The most important governance question for federated learning is model poisoning risk: a malicious participant can contribute corrupted gradients that degrade the global model or embed adversarial behaviors. For clinical AI models where the output influences patient care, this is not a theoretical concern. Federated learning consortia need technical safeguards — gradient inspection, anomaly detection, trusted node certification — and governance frameworks that define what audit mechanisms participants can rely on to verify the integrity of their contribution and the safety of the models they receive.
17.11 Where to Start
17.11.1 Starter Project 1: AI Data Governance Policy and BAA Audit
What it is: A review of all current vendor agreements for AI tools handling PHI, assessing whether each BAA includes the provisions in Table 17.1, combined with a draft institutional AI data governance policy operationalizing the classification framework and honest broker requirements above.
Why now: Many AMC AI deployments occurred under standard enterprise agreements not specifically negotiated for AI use. A BAA audit surfaces contractual gaps before an adverse event. A data governance policy closes the structural gap that allowed non-compliant tools to be deployed.

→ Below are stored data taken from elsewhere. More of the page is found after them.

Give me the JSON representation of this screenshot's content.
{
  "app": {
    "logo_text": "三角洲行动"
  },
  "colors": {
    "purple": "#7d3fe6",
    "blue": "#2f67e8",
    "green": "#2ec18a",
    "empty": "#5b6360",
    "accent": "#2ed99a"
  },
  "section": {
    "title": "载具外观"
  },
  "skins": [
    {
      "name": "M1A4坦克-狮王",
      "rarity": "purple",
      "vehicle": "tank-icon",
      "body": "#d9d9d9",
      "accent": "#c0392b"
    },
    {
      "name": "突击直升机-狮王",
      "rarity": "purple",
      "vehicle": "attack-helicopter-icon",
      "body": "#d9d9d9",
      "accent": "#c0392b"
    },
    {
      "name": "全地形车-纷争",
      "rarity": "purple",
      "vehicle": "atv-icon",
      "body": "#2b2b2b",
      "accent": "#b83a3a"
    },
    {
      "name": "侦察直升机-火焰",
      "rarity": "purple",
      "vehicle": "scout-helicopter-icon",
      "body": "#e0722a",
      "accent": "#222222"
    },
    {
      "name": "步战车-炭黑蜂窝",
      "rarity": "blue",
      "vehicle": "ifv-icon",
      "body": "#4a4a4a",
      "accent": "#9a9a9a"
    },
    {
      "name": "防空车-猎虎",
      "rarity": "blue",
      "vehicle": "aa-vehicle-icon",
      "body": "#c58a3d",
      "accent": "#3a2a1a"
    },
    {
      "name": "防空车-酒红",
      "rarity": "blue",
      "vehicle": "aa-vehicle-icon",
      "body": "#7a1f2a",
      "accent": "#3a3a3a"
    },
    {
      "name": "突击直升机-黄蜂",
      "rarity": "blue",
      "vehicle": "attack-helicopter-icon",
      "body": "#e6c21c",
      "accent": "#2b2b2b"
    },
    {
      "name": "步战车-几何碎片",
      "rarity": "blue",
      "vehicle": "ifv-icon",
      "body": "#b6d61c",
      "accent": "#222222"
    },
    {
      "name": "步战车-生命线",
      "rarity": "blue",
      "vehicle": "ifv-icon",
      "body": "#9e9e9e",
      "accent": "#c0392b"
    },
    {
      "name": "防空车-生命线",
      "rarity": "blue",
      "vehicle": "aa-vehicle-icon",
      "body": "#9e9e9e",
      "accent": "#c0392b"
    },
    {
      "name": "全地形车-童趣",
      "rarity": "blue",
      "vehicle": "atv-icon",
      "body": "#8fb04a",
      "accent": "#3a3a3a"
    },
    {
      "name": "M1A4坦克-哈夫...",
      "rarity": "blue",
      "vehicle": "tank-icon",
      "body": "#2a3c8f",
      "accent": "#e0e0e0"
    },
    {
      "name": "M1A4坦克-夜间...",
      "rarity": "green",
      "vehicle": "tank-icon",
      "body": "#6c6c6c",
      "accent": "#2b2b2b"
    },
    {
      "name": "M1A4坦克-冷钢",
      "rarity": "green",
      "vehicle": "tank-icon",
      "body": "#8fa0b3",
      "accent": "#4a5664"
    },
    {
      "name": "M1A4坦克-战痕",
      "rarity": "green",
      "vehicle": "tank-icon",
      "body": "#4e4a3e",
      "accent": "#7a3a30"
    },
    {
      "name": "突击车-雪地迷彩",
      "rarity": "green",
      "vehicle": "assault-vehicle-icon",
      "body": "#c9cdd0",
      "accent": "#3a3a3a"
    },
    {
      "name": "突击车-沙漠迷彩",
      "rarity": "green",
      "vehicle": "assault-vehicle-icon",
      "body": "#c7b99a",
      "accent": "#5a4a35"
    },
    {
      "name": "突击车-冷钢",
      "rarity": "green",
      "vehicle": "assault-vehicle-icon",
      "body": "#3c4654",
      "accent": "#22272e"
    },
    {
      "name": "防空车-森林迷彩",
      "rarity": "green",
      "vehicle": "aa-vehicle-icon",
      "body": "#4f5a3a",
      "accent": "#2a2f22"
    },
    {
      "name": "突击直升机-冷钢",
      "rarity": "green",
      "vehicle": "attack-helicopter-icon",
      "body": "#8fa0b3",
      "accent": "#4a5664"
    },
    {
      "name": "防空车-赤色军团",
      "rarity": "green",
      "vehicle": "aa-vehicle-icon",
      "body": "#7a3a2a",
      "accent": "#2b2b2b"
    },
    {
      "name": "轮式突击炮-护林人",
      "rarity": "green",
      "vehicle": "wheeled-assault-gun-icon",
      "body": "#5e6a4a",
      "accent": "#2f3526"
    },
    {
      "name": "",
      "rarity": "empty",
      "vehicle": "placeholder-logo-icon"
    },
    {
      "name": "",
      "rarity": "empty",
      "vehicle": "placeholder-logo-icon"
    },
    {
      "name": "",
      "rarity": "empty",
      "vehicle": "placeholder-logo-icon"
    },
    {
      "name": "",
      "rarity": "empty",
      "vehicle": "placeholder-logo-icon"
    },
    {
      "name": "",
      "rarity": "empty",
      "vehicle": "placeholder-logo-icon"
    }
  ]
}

How to execute: Legal and compliance review each active vendor agreement. Gaps are prioritized by data sensitivity and tool risk tier. Renegotiation is requested for high-priority gaps; tools with unresolvable gaps are candidates for replacement. The governance policy is drafted by legal and informatics jointly, reviewed by the AI Steering Committee, and published with a defined annual review cycle.
Buy vs. build: Legal and governance work. Commercial data governance platforms can maintain the inventory, but the policy analysis requires legal judgment.
17.11.2 Starter Project 2: Institutional AI Data Enclave
What it is: A technically isolated compute environment in which regulated AMC data can be used for AI development and experimentation without transmitting PHI to external services.
Why now: Demand for AI development access to clinical data is increasing, and case-by-case IRB and data governance review does not scale. A standing enclave with pre- approved data protocols, audit logging, and network isolation provides a faster path for approved researchers while preventing accidental data egress.
How to execute: Build on existing research computing infrastructure with added network controls and an approved tool list. Pre-approve OMOP-formatted clinical datasets at appropriate de-identification levels. Establish a lightweight application process for enclave access that replaces per-project data governance review for compliant use cases.
Buy vs. build: Build infrastructure on HIPAA-eligible cloud or on-premises HPC. The institutional work is in governance design, access controls, and audit processes layered on top of the compute environment.